Over the past year it has become a morning ritual. Once settled in the office, which means that I have ensured sufficient coffee intake, I start browsing through various email, RSS feeds, and newsletters always on the look out for topics worth a blog post, a bulletin article, or simply a good read that might be useful in teaching. It doesn't happen very often, maybe once a month, that I come across a publication were my first reaction is an outcry of bewilderment. Today was such a day. It was just a title at first but that was enough to cause uneasiness:
Really? Isn't that the kind of title one would expect from early DNA Barcoding studies? You know, the good old days were we had to convince everybody (public and peers alike) of the fact that the use of one standard gene region can provide reliable species discrimination. Maybe I am too naive, but I thought the marker discussion for animals ended a long time ago with the result that COI is now agreed-upon standard for all animals and that in fact it actually works well for almost all of them including the phylum mollusca. We know that sponges and some cnidarians are problematic and require either extended COI sequences or alternative markers but overall one of the, for some colleagues surprising, messages of the first decade of DNA Barcoding is that COI works extremely well across the board. So, why did these authors went back to the drawing board? A closer look at the paper revealed their rationale:
However, along with the increase in the number of investigated species, the COI barcode has failed to deliver the reliable DNA barcode in some animal groups. For example, in insects, gastropods and amphibians, intraspecific variation in COI is high and usually overlaps with interspecific variation. In addition, the universal primers often failed to amplify the fragment of COI barcode and other primers were needed. Therefore, it is necessary to search for alternative DNA barcodes to avoid an exclusive reliance on COI.

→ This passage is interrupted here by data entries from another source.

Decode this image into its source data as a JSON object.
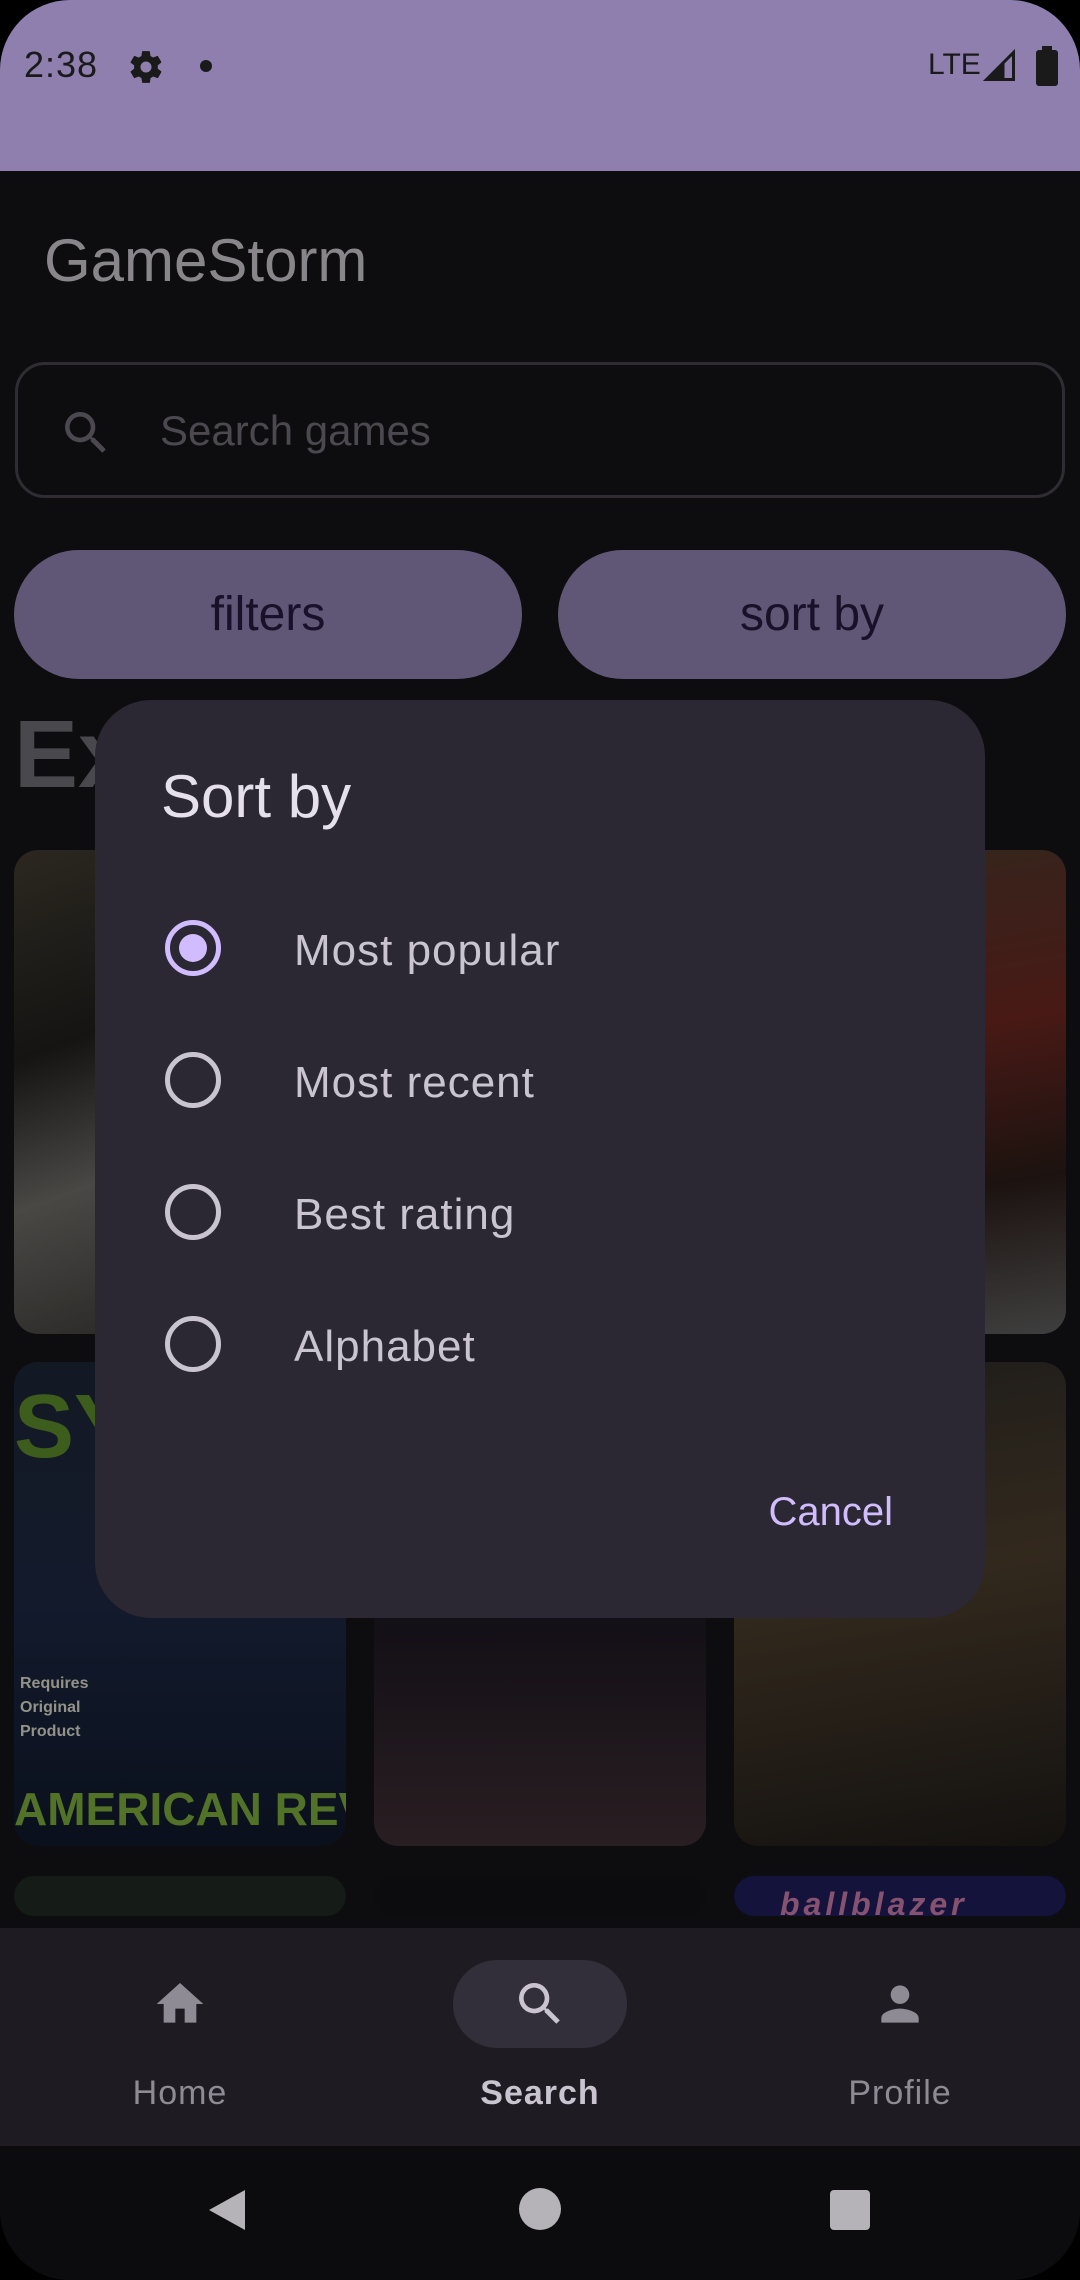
{
  "status_bar": {
    "time": "2:38",
    "network": "LTE",
    "icons": [
      "gear-icon",
      "notification-dot",
      "signal-icon",
      "battery-icon"
    ]
  },
  "app": {
    "title": "GameStorm",
    "section_title": "Ex"
  },
  "search": {
    "placeholder": "Search games"
  },
  "buttons": {
    "filters": "filters",
    "sort_by": "sort by"
  },
  "cards": {
    "c4_top": "SY",
    "c4_requires": "Requires\nOriginal\nProduct",
    "c4_bottom": "AMERICAN REVOLT",
    "c9_text": "ballblazer"
  },
  "dialog": {
    "title": "Sort by",
    "options": [
      {
        "label": "Most popular",
        "selected": true
      },
      {
        "label": "Most recent",
        "selected": false
      },
      {
        "label": "Best rating",
        "selected": false
      },
      {
        "label": "Alphabet",
        "selected": false
      }
    ],
    "cancel": "Cancel"
  },
  "bottom_nav": {
    "items": [
      {
        "label": "Home",
        "icon": "home-icon",
        "active": false
      },
      {
        "label": "Search",
        "icon": "search-icon",
        "active": true
      },
      {
        "label": "Profile",
        "icon": "person-icon",
        "active": false
      }
    ]
  },
  "colors": {
    "accent": "#8e7fae",
    "primary_light": "#d0bcff",
    "dialog_bg": "#2b2833",
    "background": "#141316"
  }
}
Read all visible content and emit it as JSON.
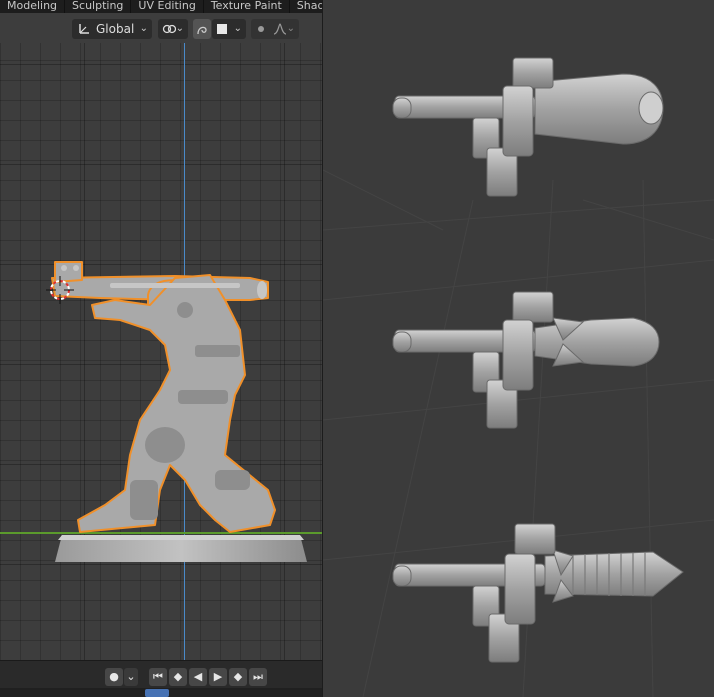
{
  "workspace_tabs": [
    "Modeling",
    "Sculpting",
    "UV Editing",
    "Texture Paint",
    "Shadi"
  ],
  "toolbar": {
    "orientation_label": "Global"
  },
  "colors": {
    "selection_outline": "#f0902a",
    "axis_blue": "#4a8ac9",
    "axis_green": "#5b9a2c",
    "frame_highlight": "#4772b3"
  },
  "icons": {
    "orientation": "orientation-axes-icon",
    "snapping": "snapping-icon",
    "proportional": "proportional-edit-icon",
    "shading": "shading-icon",
    "falloff": "falloff-curve-icon"
  },
  "timeline": {
    "buttons": [
      "●",
      "⏮",
      "◆",
      "◀",
      "▶",
      "◆",
      "⏭"
    ]
  }
}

Indeed, in some taxonomic groups intraspecific variation in COI is high and sometimes it might even overlap with interspecific variation but the word 'usual' is really misleading. There aren't that many examples in the animal kingdom and it is by no means a phenomenon that occurs across entire groups. In fact, in a number of cases were people find no real 'barcode gap' it turns out that the taxonomy was simply wrong or specimens had been misidentified. This so called 'weakness' of DNA Barcoding has led to quite a few species discoveries, taxonomic revisions, and improvements to insufficiently documented collections. Mollusks are no exception to this.
Surprise, surprise, some universal primers aren't that universal after all. Time to find a different gene region. I've come across this attitude before. Some colleagues can't get universal or other published primers to work and as a consequence they switch to a different marker that is easier to retrieve. Who said that PCR is easy? Primer design, chemistry composition, and thermal regime require some thinking and series of experiments. Initial failure should stimulate further experimentation and not abandonment of the original concept. Instead of simply testing the discriminatory ability of mitochondrial protein coding genes the authors could have used the wealth of data they downloaded from GenBank to design a suite of experimental primers for subsequent testing.
I don't want to go into much of the technical details of this paper. The authors used three different ways (distance, monophyly and character-based methods) to determine the discriminatory power of a chosen gene. From what I can tell from the methods section all analyses were carried out using full length genes only. The standard animal DNA Barcode however, is just a fragment (a little more than a third of the total length) of COI and therein lies one of the strengths of this choice. It is a compromise between sufficient resolution at species level and the ability to retrieve it in an economic fashion. In order to avoid comparing apples and pears the authors should have aimed for comparisons between shorter fragments (in the DNA Barcode size range). And in order to raise the bar a little more those fragments should be flanked by potential universal primer sites.
Mollusk DNA Barcodes do have some specialties in stock for us, e.g. sex specific COI versions in a number of mussel species due to limited biparental inheritance, but when it comes to their overall applicability they deserve good marks. The mitochondrial genome of mollusks is very interesting for many other reasons, e.g. gene order variation between species or the lack of genes such as ATP8 in many mussel species. Maybe the authors should have used the opportunity to investigate more into that direction as the results of this study must have been quite disappointing:
In another word, any one of the 12 PCGs (mt Protein Coding Genes) can be potentially used as a molecular diagnostic for species identification in mollusks.
So what they are saying is that the result of their study, conducted because COI is allegedly not a good choice for DNA Barcoding, is that after all COI is suitable for species identification in mollusks (as are all other PCGs).
Hmm. Why did they do this study in the first place?